David Rust built this camp near today’s Phantom Ranch as a spot for his visitors to spend the night before ascending the trail back to the Woolley Cabin on the North Rim. Here Eph Mansfield is shown on a horse at the camp in 1913, the same year that President Theodore Roosevelt camped there overnight. Because Rust only guided tours in the summer, many people who descended into the Canyon from the South Rim in the wintertime assumed it was abandoned, and because Roosevelt had stayed there it was often mistakenly referred to as Camp Roosevelt.

Photo: NAU.PH.97.46.111.59. P.T. Reilly Collection. Cline Library, Northern Arizona University

In 1909, to drum up business, Woolley arranged for two automobiles to make a round trip from Salt Lake City to the north rim of the Grand Canyon and back. At the time, there were no gas stations in the area vicinity of the North Rim and roads were little more than rutted dirt paths. Gas was shipped to the area by train and hauled by wagon to the car route, which later became Highway 89. This stunt still failed to make the North Rim a major tourist destination, however.

Though they never sold their interests, neither Woolley nor Rust lived at the Canyon year-round.  Their attentions, and were often distracted by other interests.  For example, in another business venture that also never quite took off, Woolley raised “cattalo,” a hybrid between a buffalo and cattle, on the Arizona Strip. In 1915 Rust finally decided to stop his summer tour guiding at the Canyon.

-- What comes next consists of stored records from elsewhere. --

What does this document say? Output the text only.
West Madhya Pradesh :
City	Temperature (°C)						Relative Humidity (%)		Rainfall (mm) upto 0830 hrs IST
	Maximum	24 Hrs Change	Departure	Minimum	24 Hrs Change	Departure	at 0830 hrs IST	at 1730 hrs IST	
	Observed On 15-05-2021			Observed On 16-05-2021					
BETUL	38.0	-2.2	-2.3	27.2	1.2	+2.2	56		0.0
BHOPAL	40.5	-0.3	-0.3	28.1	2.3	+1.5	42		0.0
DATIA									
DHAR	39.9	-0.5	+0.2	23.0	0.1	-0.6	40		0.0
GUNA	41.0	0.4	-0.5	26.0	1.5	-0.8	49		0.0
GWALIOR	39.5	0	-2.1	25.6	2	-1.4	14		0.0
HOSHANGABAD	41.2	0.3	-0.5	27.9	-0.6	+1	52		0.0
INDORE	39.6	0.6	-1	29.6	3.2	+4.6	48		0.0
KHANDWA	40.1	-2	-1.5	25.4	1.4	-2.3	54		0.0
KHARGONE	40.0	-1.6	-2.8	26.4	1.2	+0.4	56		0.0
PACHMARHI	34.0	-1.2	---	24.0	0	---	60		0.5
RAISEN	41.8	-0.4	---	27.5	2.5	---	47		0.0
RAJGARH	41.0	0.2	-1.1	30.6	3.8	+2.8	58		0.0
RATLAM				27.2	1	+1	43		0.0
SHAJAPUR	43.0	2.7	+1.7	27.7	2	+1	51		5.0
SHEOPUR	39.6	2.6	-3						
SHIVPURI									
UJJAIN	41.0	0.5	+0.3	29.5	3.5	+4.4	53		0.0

Replacing him, so instead Aldus “Blondie” Jensen and his wife Melissa took up residence in the Woolley Cabin and offered saddle trips up and down the path Rust had developed into the canyon along Bright Angel Creek. They soon found themselves competing with Thomas and Elizabeth Wylie McKee’s concession at Bright Angel Point, closer to the Rust trail head. Still, the Woolley Cabin remained a landmark for visitors traveling to the North Rim along the bumpy, rutted paths that brought them south from their Utah jumping-off points to the Grand Canyon in the 1910s and 1920s.